Right now, the media’s interest in ChatGPT seems focused on whether the new technology will tempt some students into cheating in exams. But we think this misses a trick. When educationalists discuss what skills, insights and attitudes will help our students to thrive in an AI-fuelled world, we have more on our minds than whether or not students use their phones when they write assignments – although of course, that’s important to consider too.

Artificial intelligence is affecting what knowledge is, how knowledge is created and what it means to be a biologist, philosopher, journalist, lawyer, theologian, artist or [fill in your own profession here]. At the Epistemic Insight Future of Knowledge Exhibition held recently in London, experts in Oceanography, Astronomy and Artificial intelligence (AI) came together to discuss what knowledge will look like in future and new ways that their disciplines can work together. One of the Big Questions they raised is – is there something uniquely human about the ways we engage with images of nature? This matters in the real-world of each of their fields because robots working remotely are being used to collect and filter images of places where it’s too expensive or risky for humans to go. So it’s a real puzzle – for marine scientists investigating the depths of the ocean – and stargazers looking at the night sky. To find out more please visit www.futureofknowledge.com.

The importance of conversations about what knowledge is and how we can and should work with knowledge can be seen in the increasing use of words like epistemic knowledge (Organisation for Economic Cooperation and Development), epistemic agents (Universities Council for the Education of Teachers) and epistemic insight (Epistemic Insight initiative).

These and related issues are hot topics of debate among members of the BERG (the Biology Education Research Group) who are exploring what Artificial Intelligence means for the future of biology and for the future of biology education. The days when students’ learning happened only on a physical campus with separate zones and buildings for the sciences and other disciplines seem to be fading into history. So will knowledge continue to be organised in disciplines as we look into the future? And are there ways to use digital spaces to innovate new multidisciplinary methods and create cross-disciplinary teams – without losing some of the integrity of how disciplines work?

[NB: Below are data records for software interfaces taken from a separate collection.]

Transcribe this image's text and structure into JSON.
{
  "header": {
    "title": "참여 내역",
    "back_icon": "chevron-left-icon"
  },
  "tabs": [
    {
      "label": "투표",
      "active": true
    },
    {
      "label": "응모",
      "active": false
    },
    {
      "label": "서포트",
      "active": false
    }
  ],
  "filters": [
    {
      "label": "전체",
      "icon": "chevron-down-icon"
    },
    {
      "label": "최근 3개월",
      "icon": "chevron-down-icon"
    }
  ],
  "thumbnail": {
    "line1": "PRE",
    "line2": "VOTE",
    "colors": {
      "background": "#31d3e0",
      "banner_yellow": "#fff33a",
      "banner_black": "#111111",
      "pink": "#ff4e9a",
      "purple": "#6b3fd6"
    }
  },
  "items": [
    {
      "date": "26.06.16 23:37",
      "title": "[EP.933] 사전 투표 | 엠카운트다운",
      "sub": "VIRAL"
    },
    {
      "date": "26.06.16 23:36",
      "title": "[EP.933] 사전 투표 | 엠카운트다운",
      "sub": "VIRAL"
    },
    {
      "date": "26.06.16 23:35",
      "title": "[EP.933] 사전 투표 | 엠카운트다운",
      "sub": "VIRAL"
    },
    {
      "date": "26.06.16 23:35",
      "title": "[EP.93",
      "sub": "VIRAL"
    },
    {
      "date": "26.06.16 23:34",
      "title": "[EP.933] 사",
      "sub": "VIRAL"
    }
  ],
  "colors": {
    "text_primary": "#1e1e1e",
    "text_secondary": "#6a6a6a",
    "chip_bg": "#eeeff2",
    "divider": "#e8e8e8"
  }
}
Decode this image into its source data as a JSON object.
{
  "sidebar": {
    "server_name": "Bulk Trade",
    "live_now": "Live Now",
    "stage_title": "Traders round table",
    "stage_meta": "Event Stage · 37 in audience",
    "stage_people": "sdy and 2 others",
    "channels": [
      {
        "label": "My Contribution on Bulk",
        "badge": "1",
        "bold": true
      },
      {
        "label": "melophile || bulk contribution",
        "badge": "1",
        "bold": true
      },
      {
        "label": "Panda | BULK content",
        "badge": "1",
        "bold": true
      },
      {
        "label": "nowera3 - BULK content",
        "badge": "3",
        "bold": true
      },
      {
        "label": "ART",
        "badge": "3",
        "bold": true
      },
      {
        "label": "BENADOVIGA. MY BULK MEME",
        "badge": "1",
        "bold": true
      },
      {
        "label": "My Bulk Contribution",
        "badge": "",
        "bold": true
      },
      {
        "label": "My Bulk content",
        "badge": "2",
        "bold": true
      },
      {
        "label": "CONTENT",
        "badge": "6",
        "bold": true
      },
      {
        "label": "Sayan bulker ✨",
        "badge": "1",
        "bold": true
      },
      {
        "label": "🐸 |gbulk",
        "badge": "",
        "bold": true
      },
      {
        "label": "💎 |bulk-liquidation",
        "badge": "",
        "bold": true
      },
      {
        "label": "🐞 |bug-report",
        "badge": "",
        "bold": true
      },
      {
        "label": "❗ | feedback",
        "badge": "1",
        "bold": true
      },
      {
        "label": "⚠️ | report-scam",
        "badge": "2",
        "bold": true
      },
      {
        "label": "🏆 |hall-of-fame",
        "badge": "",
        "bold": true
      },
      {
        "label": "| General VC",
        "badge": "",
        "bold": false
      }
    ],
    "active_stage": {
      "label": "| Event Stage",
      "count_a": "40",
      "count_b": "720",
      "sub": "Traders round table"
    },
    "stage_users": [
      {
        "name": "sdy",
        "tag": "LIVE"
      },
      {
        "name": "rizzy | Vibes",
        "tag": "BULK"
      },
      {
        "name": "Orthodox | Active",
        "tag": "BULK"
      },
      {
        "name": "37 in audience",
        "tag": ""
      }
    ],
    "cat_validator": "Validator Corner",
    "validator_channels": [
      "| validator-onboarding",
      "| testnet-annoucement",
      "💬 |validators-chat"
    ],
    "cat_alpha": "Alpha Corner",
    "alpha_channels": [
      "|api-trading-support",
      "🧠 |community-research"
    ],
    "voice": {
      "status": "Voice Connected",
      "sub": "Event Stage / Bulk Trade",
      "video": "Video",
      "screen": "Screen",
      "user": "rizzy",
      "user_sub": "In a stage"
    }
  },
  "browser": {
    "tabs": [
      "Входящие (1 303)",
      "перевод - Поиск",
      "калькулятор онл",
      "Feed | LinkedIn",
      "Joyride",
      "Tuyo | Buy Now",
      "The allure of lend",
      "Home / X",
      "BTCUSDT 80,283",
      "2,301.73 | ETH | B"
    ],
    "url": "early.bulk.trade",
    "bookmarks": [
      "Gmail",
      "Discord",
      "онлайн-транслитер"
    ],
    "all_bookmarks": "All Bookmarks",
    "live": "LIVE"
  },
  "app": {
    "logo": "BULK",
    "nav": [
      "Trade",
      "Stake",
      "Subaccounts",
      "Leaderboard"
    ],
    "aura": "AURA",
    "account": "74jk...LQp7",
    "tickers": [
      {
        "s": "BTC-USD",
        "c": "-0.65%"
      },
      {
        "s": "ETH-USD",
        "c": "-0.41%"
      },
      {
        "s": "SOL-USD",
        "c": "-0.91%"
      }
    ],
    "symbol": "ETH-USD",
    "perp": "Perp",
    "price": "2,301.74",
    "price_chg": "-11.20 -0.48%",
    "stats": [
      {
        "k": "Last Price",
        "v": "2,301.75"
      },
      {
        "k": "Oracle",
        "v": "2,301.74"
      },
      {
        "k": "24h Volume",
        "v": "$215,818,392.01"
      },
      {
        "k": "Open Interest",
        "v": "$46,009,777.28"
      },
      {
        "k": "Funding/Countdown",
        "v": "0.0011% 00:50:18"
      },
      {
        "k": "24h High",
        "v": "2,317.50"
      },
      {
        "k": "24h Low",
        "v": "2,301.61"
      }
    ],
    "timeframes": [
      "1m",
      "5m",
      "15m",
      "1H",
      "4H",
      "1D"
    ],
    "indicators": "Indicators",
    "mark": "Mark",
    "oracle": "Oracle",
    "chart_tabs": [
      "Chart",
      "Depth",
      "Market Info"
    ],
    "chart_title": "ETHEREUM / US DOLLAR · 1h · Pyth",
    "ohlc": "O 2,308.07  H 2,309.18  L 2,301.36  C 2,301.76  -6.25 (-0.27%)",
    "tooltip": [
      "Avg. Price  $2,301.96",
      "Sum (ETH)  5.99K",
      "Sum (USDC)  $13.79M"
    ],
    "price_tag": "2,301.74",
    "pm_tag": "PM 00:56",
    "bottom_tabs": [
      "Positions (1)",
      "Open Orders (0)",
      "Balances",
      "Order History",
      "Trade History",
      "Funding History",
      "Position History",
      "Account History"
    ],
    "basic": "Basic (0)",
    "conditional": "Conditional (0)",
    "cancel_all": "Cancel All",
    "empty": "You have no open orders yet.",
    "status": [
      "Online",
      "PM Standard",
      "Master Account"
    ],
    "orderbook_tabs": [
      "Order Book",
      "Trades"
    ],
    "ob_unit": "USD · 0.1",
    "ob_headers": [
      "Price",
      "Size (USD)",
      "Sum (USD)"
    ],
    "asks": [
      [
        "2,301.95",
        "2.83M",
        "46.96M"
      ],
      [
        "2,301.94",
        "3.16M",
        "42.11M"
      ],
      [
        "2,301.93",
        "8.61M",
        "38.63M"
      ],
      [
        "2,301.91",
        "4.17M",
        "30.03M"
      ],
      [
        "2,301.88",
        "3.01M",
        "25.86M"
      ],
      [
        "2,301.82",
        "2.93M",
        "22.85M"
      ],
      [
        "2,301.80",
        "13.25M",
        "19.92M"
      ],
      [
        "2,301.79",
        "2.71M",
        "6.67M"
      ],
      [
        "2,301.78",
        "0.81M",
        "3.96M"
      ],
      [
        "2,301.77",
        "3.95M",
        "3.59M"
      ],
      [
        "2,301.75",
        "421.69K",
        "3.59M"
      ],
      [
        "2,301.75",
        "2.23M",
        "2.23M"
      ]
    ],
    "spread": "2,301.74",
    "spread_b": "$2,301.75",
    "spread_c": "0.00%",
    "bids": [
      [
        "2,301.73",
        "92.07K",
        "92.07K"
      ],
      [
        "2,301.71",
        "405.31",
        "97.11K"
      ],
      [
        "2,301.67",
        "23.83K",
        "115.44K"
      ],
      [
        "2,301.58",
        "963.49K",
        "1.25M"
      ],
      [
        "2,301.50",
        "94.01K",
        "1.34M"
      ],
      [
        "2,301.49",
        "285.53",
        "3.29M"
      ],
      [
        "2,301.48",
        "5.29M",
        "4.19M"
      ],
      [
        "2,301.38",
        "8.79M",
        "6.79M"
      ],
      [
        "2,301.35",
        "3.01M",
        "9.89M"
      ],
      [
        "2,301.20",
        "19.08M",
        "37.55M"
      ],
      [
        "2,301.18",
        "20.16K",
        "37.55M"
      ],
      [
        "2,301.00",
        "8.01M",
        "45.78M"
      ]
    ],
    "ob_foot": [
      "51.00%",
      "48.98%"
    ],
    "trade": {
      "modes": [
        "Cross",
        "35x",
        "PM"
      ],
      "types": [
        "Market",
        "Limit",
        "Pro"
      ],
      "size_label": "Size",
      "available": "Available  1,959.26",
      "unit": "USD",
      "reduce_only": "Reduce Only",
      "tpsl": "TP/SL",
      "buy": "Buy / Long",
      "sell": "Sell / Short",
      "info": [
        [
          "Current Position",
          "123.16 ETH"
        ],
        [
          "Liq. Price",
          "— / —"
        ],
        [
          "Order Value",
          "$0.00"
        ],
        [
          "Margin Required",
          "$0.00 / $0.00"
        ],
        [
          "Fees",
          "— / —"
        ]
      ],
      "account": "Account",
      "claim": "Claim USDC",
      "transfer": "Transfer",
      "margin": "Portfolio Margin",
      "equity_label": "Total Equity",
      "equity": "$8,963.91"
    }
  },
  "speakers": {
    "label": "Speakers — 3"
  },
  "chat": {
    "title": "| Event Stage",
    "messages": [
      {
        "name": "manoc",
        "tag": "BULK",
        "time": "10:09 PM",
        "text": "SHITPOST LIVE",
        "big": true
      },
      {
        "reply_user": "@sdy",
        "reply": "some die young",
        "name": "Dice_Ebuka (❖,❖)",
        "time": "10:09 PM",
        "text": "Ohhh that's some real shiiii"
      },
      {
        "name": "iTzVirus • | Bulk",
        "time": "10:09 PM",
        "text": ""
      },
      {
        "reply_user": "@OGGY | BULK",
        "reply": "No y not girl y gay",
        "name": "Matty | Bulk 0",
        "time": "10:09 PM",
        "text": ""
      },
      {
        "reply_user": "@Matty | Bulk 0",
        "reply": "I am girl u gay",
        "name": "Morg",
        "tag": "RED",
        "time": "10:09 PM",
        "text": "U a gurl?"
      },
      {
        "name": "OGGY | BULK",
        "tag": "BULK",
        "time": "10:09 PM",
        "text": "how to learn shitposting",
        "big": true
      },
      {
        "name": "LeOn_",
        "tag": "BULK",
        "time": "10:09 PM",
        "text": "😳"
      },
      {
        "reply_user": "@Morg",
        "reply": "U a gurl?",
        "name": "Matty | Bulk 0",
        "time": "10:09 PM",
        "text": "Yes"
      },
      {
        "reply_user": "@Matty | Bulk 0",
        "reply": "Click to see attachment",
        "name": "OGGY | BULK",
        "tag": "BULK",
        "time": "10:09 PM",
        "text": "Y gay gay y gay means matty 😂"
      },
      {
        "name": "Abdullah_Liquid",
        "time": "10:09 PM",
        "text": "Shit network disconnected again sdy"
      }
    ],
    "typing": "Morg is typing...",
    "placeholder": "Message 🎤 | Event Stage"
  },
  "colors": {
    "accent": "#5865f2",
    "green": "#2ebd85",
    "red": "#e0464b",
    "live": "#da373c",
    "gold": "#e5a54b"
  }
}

A focus on developing students’ epistemic insight, appreciation of Big Questions and multidisciplinary ways of working to help students thrive in a rapidly changing world finds resonance in the Royal Society of Biology’s Evolving 5-19 Biology: recommendation and framework for 5-19 biology curricula (2021). It highlights the connectedness of knowledge through three dimensions covering big questions in biology – practices of biology, concepts of biology and applications of biology considering the preferred questions and methods of biology and the relationships between biology and other disciplines (www.rsb.org.uk/curriculum).

All in all, it’s a timely moment for the Journal of Biology Education to be encouraging conversations about the Future of Knowledge and we’re grateful for the opportunity to share our reflections too!